There are three shadow maps (one 1024x1024 and two 512x512) that cover all the view frustum. The colors (red, green or blue) show what shadow map is being used at a particular fragment.

I will try to post the python and the shader code later this week, in case someone wants to use it. I have to change a few things before…

whow. looks really nice :slight_smile: would be great if you can post it.

Awesome! It would be great if you share the code :slight_smile:
Is it compatible with the Panda’s shader generator, by the way?

No, it’s not compatible :frowning:
Maybe someday someone will integrate the parallel-split shadow map technique with panda’s c++ code (and the shader generator). Then Panda3D will have a shadow system on par with the one found on Ogre3D.

We have been using Panda3D for almost two years now and we hope to finish our game (Estrada Real Digital) by the end of the month.
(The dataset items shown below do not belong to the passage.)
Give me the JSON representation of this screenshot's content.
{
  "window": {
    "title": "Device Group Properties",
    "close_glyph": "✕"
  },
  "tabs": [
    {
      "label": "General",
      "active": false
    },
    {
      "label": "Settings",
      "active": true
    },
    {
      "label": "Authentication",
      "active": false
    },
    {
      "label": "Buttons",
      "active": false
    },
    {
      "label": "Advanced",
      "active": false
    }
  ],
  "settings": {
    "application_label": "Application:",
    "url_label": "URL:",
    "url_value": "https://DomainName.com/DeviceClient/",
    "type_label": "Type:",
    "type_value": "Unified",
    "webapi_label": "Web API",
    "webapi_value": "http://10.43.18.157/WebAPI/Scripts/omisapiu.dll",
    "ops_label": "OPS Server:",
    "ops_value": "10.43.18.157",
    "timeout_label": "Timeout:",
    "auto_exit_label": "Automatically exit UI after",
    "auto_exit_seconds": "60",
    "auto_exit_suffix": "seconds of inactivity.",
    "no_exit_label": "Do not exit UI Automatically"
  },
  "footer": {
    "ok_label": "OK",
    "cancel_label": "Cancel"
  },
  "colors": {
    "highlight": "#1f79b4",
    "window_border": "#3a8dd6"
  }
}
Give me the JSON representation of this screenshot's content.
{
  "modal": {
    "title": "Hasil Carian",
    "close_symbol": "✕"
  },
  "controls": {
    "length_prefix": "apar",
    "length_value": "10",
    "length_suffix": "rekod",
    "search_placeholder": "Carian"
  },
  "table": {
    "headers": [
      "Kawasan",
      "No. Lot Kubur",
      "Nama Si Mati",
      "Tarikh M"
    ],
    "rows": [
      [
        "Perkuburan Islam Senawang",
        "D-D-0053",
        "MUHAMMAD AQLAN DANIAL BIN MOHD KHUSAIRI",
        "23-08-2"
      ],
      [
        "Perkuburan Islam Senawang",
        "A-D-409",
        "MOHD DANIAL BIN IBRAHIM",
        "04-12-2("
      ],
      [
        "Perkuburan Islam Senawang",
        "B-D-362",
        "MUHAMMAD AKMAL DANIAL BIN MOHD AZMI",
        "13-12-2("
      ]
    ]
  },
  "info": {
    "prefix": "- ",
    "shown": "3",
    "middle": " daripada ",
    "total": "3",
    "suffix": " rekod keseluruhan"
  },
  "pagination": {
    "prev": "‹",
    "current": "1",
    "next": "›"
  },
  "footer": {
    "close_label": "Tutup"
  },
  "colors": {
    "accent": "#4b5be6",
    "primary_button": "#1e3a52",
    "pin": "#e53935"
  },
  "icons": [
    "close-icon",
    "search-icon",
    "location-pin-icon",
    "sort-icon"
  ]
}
Maybe then I will have some free time to implement a shadow system using c++. But I have no idea how hard that would be :stuck_out_tongue:

The shader is pretty much the same as the one found in the shadow map sample.
The only difference is the way the light direction is handled, and how the distance between the fragment/pixel and the camera determines what shadow map is going to be used.
The python code handles the lights frustums positions, directions, and the operations needed to get the camera’s far/height/width on each frame.

I will post the python and shader code by the end of the week.

hey, panda3D engine is missing in the pssm_project demo list!
fabiom you should make justice of this ASA you finish your work! :wink:
besides, I just can’t wait to see it finished and I hope you’ll post here a brief of your experience with P3D, how did you planned and developed your project - I guess many ppl here will be amazed to see it.